Tras beber la segunda copa sintió dolor en sus pies; estaba descalza pero vestida con una túnica de noche.

—Me arden los pies.

—Anoche los lavamos con agua y los untamos con aceite de oliva y sésamo; luego vendrá un médico y te los curará. Los grilletes han provocado profundas rozaduras y los tienes llenos de ampollas; varias se han reventado y supuran. Creo que durante unos días no podrás caminar.

Y así fue. Casi dos semanas tardaron en curarse las heridas de sus pies.

Durante esos días siguieron los festejos que celebraban el triunfo de Aureliano ante todos sus enemigos. Hubo representaciones de comedias y tragedias en todos los teatros de Roma, bailes y música con liras, cítaras, crótalos y flautas dobles, carreras de caballos y de cuadrigas en el circo de Nerón, en el de Domiciano y en el Circo Máximo, cuya arena podía contemplarse directamente desde diversos puntos de los palacios imperiales.

En el Coliseo fueron sacrificados centenares de animales, muchos de ellos habían sido mostrados en el desfile triunfal por las calles de Roma, e incluso se celebraron los combates de barcos, a los cuales eran muy aficionados los ciudadanos, en los grandes estanques del palacio de los césares. Casi la mitad de los gladiadores que habían desfilado el día de Saturno perecieron en las luchas en el anfiteatro durante los juegos en honor de Aureliano, que distribuyó entre los soldados, la población y diversas instituciones romanas cinco millones de sestercios a modo de donativo.
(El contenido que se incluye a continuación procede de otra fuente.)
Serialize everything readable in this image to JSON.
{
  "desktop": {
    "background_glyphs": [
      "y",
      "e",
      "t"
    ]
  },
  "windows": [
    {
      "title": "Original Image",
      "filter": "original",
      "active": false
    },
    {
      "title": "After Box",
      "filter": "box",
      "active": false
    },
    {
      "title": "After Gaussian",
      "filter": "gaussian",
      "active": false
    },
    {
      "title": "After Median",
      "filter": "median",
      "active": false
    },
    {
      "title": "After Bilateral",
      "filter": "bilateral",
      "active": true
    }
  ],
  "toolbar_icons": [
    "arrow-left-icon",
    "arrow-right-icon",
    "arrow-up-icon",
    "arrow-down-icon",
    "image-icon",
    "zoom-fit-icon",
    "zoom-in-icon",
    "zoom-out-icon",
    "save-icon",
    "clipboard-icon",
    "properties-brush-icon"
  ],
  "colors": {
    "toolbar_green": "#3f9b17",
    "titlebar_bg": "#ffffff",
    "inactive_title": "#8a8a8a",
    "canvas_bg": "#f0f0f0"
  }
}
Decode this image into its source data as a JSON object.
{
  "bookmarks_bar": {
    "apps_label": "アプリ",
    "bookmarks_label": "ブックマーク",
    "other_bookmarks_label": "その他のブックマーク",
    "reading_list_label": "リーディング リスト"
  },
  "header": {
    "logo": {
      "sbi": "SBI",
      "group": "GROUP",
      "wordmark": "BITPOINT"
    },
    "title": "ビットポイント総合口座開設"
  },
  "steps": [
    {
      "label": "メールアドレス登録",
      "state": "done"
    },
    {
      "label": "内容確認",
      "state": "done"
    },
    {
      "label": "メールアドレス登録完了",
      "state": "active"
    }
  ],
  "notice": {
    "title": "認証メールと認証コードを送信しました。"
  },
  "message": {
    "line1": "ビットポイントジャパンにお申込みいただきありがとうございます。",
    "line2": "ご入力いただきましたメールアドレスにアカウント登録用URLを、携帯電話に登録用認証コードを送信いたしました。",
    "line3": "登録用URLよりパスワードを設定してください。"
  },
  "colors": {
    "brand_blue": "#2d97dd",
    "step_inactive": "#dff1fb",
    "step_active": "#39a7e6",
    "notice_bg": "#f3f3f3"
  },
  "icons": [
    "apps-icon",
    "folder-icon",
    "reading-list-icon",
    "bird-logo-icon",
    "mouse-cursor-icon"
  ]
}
En los circos y en los teatros se sirvieron cenas y comidas gratuitas para toda la población, y en el campo de Marte hubo desfiles militares y demostraciones ecuestres. Durante aquellos días las panaderías no cesaron de hornear el pan llamado
siligino
, elaborado con harina blanca de primerísima calidad, que habitualmente sólo se servía en las mesas del emperador, los senadores y los más ricos patricios romanos y que por gracia de Aureliano se puso al alcance de todos los romanos; las carnicerías sirvieron centenares de cerdos y de bueyes, cuya carne se asó en enormes espetones; y corrieron en abundancia los vinos de Campania y de la Bética.

La gente recorría las calles de Roma vitoreando una y otra vez a su emperador; en las esquinas más concurridas poetas y músicos recitaban poemas y canciones en su honor.

Por unos días la mayoría de los romanos fue feliz, y de nuevo volvieron a sentirse los dueños y señores del mundo.

CAPÍTULO L

Roma, principios de primavera de 274;

1027 de la fundación de Roma

Durante los dos meses que siguieron al triunfo de Aureliano, la única compañía de Zenobia fueron las esclavas, los eunucos, el mayordomo, que solía visitarla una vez al día, y los libros de la alacena de la biblioteca. Comprobaba el paso lento y callado de las horas en una clepsidra, un reloj inventado por ingenieros griegos que funcionaba mediante un complicado mecanismo hidráulico y que el mayordomo cuidaba con todo esmero.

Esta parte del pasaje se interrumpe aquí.